Part 4, on the means of grace, includes more sermons, a relevant miscellany, and another well-known letter—this time to a recent convert on the topic of cultivating piety. This section also includes a written confession of faith from two Native Americans. The final part focuses on the internal and external work of grace in the believer’s life. Again, the selections primarily include sermons from various seasons of Edwards’s ministry and another appropriate miscellany, along with his “Treatise on Grace,” which was published after his death. These works show how a significant theme in Edwards’s theology (and one of his best-known legacies) was distinguishing between true and false religion in the lives of professing believers.
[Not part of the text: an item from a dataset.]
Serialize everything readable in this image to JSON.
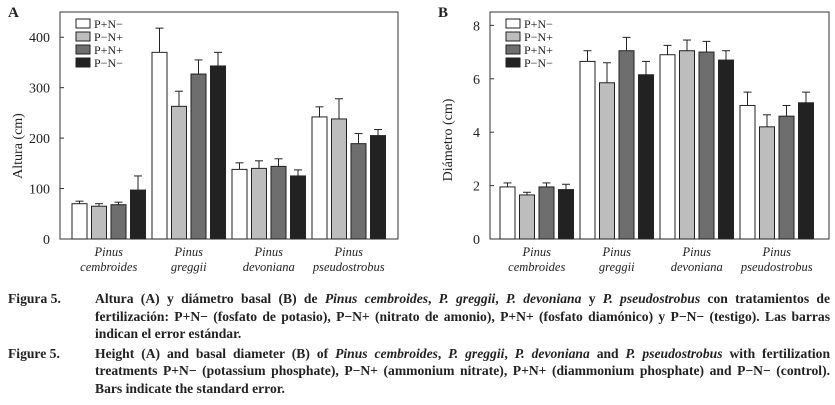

The editors have made a signal contribution to Edwards studies with this work. They have also provided a distinguished series with an entry on Edwards that is worthy of inclusion. Scholars especially will appreciate the introductory material. All readers will benefit from reading the selections themselves. Right now, this work is only available as an expensive hardback. I hope Paulist will continue its past practice of following up with an affordable paperback within a year or two. This book deserves as wide a reading as possible.
Nathan A. Finn
Nathan A. Finn (PhD, Southeastern Baptist Theological Seminary) serves as provost and dean of the university faculty at North Greenville University. He is co-editor of the forthcoming volume Historical Theology for the Church (B&H Academic, 2021).